Non molto dopo era arrivato il tanto atteso “abbinamento”: quella piccolissima fototessera e le poche righe che ci parlavano di Sudarshan, maschietto di cinque anni, ci facevano prendere coscienza che stavamo diventando genitori. Ma solo le forti emozioni, e anche le paure del “non essere adeguati”, provate al momento del nostro primo incontro con lui, in Nepal, quel primo incontro tante volte immaginato e sognato, al quale avevamo provato a prepararci, ci avevano reso consapevoli, improvvisamente, che proprio quel piccolo era nostro figlio.
Raccontare brevemente quello che è accaduto dopo, il rapporto costruito e conquistato giorno per giorno, le difficoltà e le gioie, le incomprensioni e le intese, ci sembra ora cosa difficilissima. Ma possiamo testimoniare che oggi, a distanza di qualche anno, Sudarshan appartiene così completamente e profondamente alle nostre vite da non poter immaginare un amore più grande di quello che proviamo per lui. La serenità e l’allegria che, ogni giorno, dimostra e trasmette ci restituisce il centuplo e ci conferma nelle scelte fatte.
“Namaste”, il saluto in lingua nepali, è stata la prima parola che gli abbiamo sentito pronunciare, con le mani giunte e il capo chino, gli occhi vispi e curiosi, seduto per terra insieme agli altri amichetti dell’istituto; una immagine che non possiamo dimenticare anche per la presenza di quei bambini che, come lui, attendevano l’arrivo di una mamma e di un papà, ma che nonostante tutto ci apparivano allegri e sereni.
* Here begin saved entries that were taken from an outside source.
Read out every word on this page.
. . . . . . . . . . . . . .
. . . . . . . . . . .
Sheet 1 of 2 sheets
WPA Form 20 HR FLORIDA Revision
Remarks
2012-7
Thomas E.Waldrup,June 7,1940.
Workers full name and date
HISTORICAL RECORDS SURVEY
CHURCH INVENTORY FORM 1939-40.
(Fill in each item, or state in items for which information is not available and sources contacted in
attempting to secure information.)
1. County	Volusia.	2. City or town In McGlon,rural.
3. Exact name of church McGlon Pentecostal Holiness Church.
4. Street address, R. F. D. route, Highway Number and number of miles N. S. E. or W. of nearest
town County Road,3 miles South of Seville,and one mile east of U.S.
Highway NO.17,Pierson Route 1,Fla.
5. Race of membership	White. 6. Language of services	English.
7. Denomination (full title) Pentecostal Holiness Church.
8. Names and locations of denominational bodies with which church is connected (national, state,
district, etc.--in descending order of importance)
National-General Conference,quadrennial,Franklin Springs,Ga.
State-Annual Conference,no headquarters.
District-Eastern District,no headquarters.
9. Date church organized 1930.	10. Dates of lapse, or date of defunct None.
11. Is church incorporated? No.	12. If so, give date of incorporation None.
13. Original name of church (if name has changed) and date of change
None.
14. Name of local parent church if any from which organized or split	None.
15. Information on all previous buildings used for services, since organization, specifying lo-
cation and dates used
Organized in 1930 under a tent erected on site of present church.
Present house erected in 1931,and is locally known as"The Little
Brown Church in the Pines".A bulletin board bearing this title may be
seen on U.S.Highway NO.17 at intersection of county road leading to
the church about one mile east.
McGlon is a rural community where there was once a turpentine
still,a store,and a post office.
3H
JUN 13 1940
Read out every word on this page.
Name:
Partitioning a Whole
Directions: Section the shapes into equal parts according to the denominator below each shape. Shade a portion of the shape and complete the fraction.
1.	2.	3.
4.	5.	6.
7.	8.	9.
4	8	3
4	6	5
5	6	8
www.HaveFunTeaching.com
Proprio per questi bimbi, per il loro diritto a vivere una infanzia e una vita “normali”, oggi desideriamo impegnarci (insieme agli amici che con noi hanno vissuto questa avventura): è il desiderio di non considerare chiusa l’esperienza col Nepal, di volerla approfondire e coltivare, anche per dimostrare a nostro figlio che amiamo il suo paese nativo e che non possiamo nè vogliamo dimenticarcene.